Despite all of that, the Colts said Wednesday they would release the 35-year-old Manning rather than pay him a $28 million bonus.
“This process has been a long, difficult process," said Colts owner Jim Irsay during a noon press conference with Manning at his side. "We always kept trying to come back to the circumstances before us. In the end, those circumstances were too difficult to overcome."
“I think Peyton has been completely unselfish in terms of looking at where the franchise is at this point. It’s never been about money or those types of things,” Irsay said as he fought back tears.
Manning missed all of last season after a series of operations on his neck.
"We all know that nothing lasts forever," Manning said Wednesday. "Times change; circumstances change. That’s the reality of the NFL.”
While the Colts are widely expected to begin moving on by taking Stanford quarterback Andrew Luck with the No. 1 overall pick in April's draft, Manning will become a free agent—and, if healthy, certainly will draw interest from other teams.
“I haven’t thought yet about where I’ll play, but I’ve thought a lot about where I’ve been," Manning said, deflecting attention back to his career with the Colts. "Thank you very much from the bottom of my heart. I truly have enjoyed being your quarterback.”
Arizona, Miami, Tennessee, Washington and the New York Jets all have been rumored as possible destinations; Manning's former offensive coordinator in Indianapolis, Tom Moore, worked for the Jets as a consultant last season.
When Manning and Irsay flew to Indianapolis together late Tuesday, the player declined to address questions about his future with the team.
"We'll see y'all tomorrow," Manning said. "We're good. We'll talk tomorrow. We'll do it the right way tomorrow."
Word of the breakup—though not unexpected—still caught one of Manning's closest friends, Colts center Jeff Saturday, off guard.
"I never thought it was a foregone conclusion," Saturday said. "I was always hopeful they'd get something worked out, and that he would be back in a horseshoe, but it doesn't look like that's going to happen."
Manning has said his goal was to play his entire career with the Colts, but a damaged nerve that forced him to have neck surgery kept him out of action for all of 2011, and not coincidentally, his team's record plummeted to 2-14.

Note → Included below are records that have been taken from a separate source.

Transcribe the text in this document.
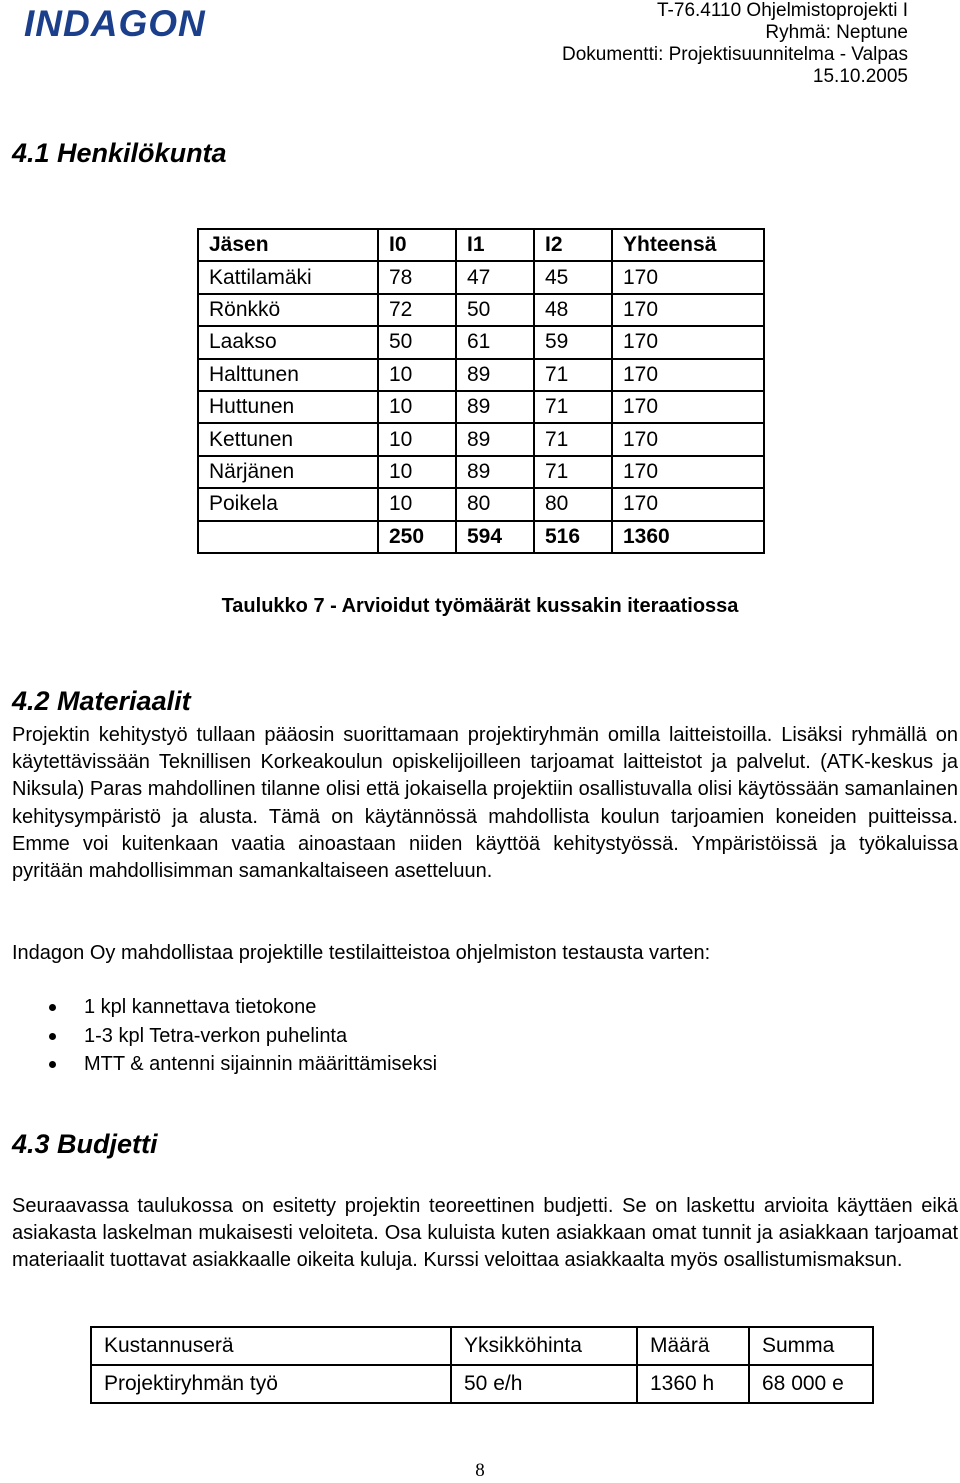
INDAGON	T-76.4110 Ohjelmistoprojekti I
Ryhmä: Neptune
Dokumentti: Projektisuunnitelma - Valpas
15.10.2005
4.1 Henkilökunta
Jäsen	I0	I1	I2	Yhteensä
Kattilamäki	78	47	45	170
Rönkkö	72	50	48	170
Laakso	50	61	59	170
Halttunen	10	89	71	170
Huttunen	10	89	71	170
Kettunen	10	89	71	170
Närjänen	10	89	71	170
Poikela	10	80	80	170
	250	594	516	1360
Taulukko 7 - Arvioidut työmäärät kussakin iteraatiossa
4.2 Materiaalit

Projektin kehitystyö tullaan pääosin suorittamaan projektiryhmän omilla laitteistoilla. Lisäksi ryhmällä on käytettävissään Teknillisen Korkeakoulun opiskelijoilleen tarjoamat laitteistot ja palvelut. (ATK-keskus ja Niksula) Paras mahdollinen tilanne olisi että jokaisella projektiin osallistuvalla olisi käytössään samanlainen kehitysympäristö ja alusta. Tämä on käytännössä mahdollista koulun tarjoamien koneiden puitteissa. Emme voi kuitenkaan vaatia ainoastaan niiden käyttöä kehitystyössä. Ympäristöissä ja työkaluissa pyritään mahdollisimman samankaltaiseen asetteluun.

Indagon Oy mahdollistaa projektille testilaitteistoa ohjelmiston testausta varten:

1 kpl kannettava tietokone
1-3 kpl Tetra-verkon puhelinta
MTT & antenni sijainnin määrittämiseksi
4.3 Budjetti

Seuraavassa taulukossa on esitetty projektin teoreettinen budjetti. Se on laskettu arvioita käyttäen eikä asiakasta laskelman mukaisesti veloiteta. Osa kuluista kuten asiakkaan omat tunnit ja asiakkaan tarjoamat materiaalit tuottavat asiakkaalle oikeita kuluja. Kurssi veloittaa asiakkaalta myös osallistumismaksun.

Kustannuserä	Yksikköhinta	Määrä	Summa
Projektiryhmän työ	50 e/h	1360 h	68 000 e
8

"I can't tell you what an honor it is to go start-to-finish with the same organization here in Indianapolis. That is something I have always wanted to do as a rookie coming out," Manning said in July, after signing a five-year, $90 million contract. "Of course, you never know if that is possible, but after yesterday it is official that I will be an Indianapolis Colt for my entire career. I will not play for another team. My last down of football will be with the Colts, which means a great deal to me."

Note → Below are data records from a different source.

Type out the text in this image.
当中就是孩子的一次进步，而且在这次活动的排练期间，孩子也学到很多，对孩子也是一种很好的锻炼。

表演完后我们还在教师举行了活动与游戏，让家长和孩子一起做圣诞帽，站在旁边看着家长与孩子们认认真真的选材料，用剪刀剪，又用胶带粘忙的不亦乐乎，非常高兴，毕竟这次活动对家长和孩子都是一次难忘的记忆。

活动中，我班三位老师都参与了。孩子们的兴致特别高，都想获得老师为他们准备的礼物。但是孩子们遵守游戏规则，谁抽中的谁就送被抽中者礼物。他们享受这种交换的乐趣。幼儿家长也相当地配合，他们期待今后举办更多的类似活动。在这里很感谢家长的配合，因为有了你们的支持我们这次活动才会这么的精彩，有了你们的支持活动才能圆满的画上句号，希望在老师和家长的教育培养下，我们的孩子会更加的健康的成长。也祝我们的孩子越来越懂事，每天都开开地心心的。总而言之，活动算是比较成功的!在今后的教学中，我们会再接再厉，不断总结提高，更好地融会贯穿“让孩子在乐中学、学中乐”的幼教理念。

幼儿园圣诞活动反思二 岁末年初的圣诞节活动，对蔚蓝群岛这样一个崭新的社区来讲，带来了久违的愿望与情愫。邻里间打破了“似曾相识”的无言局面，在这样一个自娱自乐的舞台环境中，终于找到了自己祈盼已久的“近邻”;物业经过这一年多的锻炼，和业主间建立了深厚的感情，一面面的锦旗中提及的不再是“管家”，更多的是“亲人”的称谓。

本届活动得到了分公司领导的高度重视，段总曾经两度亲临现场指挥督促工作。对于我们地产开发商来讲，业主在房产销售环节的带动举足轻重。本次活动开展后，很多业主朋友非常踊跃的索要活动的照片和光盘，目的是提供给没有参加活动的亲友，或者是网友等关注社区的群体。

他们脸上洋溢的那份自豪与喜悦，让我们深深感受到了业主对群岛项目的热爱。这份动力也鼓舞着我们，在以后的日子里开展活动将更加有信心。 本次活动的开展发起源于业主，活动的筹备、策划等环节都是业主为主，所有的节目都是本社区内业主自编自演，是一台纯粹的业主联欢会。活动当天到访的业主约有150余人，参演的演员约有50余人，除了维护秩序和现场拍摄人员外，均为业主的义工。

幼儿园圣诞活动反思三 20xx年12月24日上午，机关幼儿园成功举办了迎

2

But things changed since last summer. With the bonus payment due Thursday, the neck problems, and the fact that the Colts figure they can rebuild behind Luck, Irsay seems to have deemed it too risky—and too pricey—to keep the franchise quarterback.

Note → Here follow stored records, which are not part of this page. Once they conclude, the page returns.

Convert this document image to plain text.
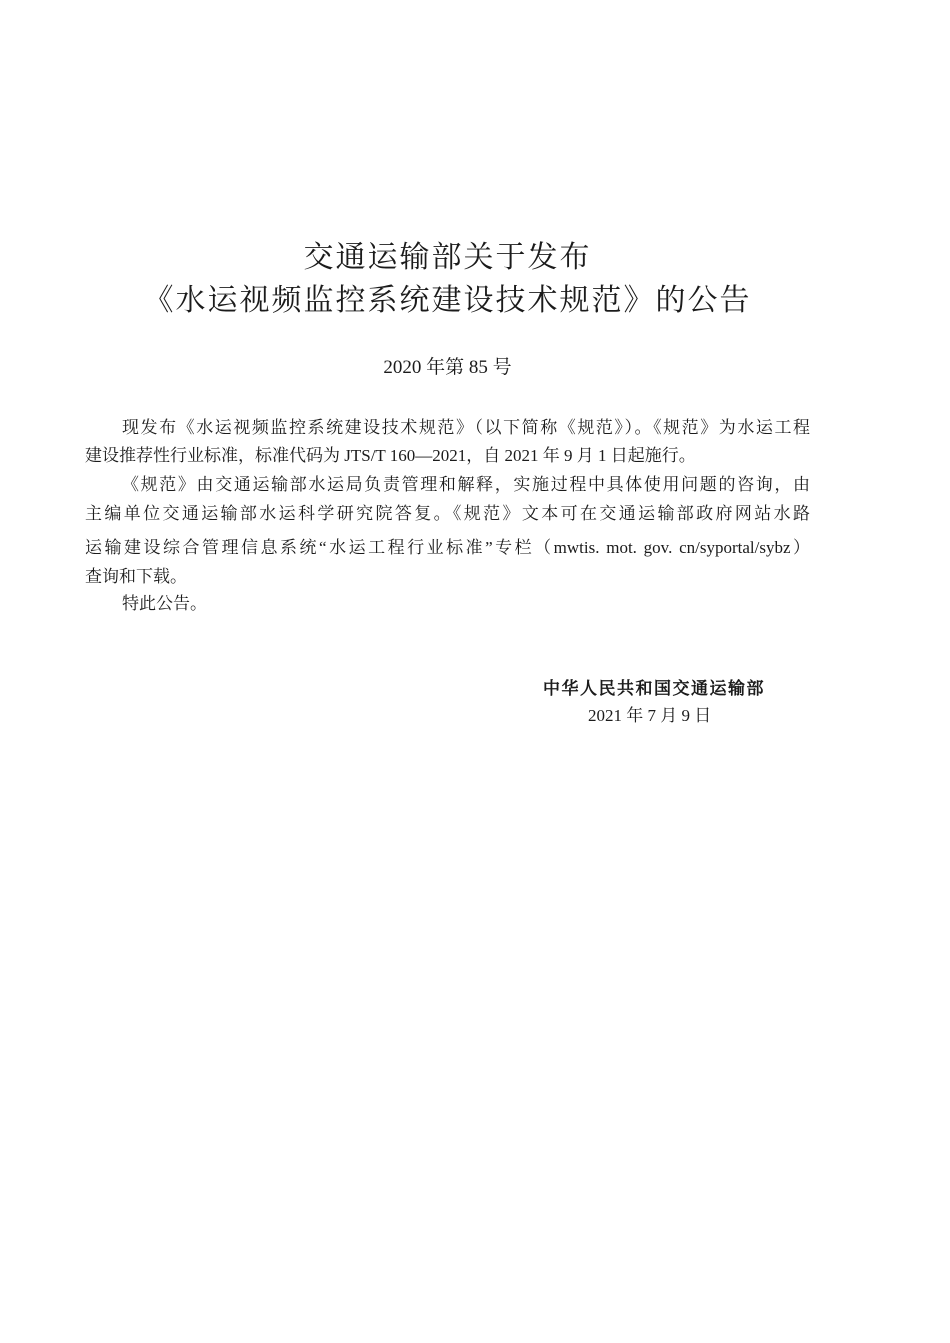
交通运输部关于发布
《水运视频监控系统建设技术规范》的公告
2020 年第 85 号
现发布《水运视频监控系统建设技术规范》（以下简称《规范》）。《规范》为水运工程
建设推荐性行业标准，标准代码为 JTS/T 160—2021，自 2021 年 9 月 1 日起施行。
《规范》由交通运输部水运局负责管理和解释，实施过程中具体使用问题的咨询，由
主编单位交通运输部水运科学研究院答复。《规范》文本可在交通运输部政府网站水路
运输建设综合管理信息系统“水运工程行业标准”专栏（mwtis. mot. gov. cn/syportal/sybz）
查询和下载。
特此公告。
中华人民共和国交通运输部
2021 年 7 月 9 日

As Manning goes, it marks the end of a remarkably successful era.
He started every meaningful game for 13 seasons in Indianapolis—227 in a row, including the playoffs—and took the Colts from perennial also-ran to one of the NFL's model franchises and the 2006 Super Bowl title.
In the two decades predating his arrival, the Colts won 116 games, one division title and made the playoffs three times. With Manning taking snaps, the Colts won 150 games, eight division titles, two AFC championships and the franchise's first league championship since moving from Baltimore in 1984.
Indianapolis broke the NFL record for most regular-season wins in a decade (115), and tied Dallas' mark for most consecutive playoff appearances (nine).
Manning is one of four players with more than 50,000 yards passing, one of three with more than 350 TD tosses, and one of two quarterbacks with more than 200 starts in a row. He broke all of the franchise's major career passing records, previously held by Hall of Fame quarterback John Unitas.
In 2009, Manning led the Colts to the cusp of NFL history with a 14-0 start, fueling talk of an unbeaten season.
But it's been mostly bad news ever since.
The Colts pulled their starters against the Jets and lost the final two games that season. Indy then wound up losing to New Orleans in the Super Bowl. During the offseason, Manning had the first of his neck operations.
Then, after making an early playoff exit in the 2010 season, Manning underwent another neck surgery to repair a damaged nerve that was causing weakness in his throwing arm.
When the nerve did not heal as quickly as expected, Manning had two vertebrae fused in September, an operation that forced him to miss a game for the first time in his NFL career. There are still questions about the strength of Manning's arm.
Still, he has insisted he intends to play football next season.
"My plan hasn't changed," Manning said during Super Bowl week in Indianapolis, where his future was the main topic of conversation. "I'm on track with what the doctors have told me to do, and I'm doing that. I'm rehabbing hard."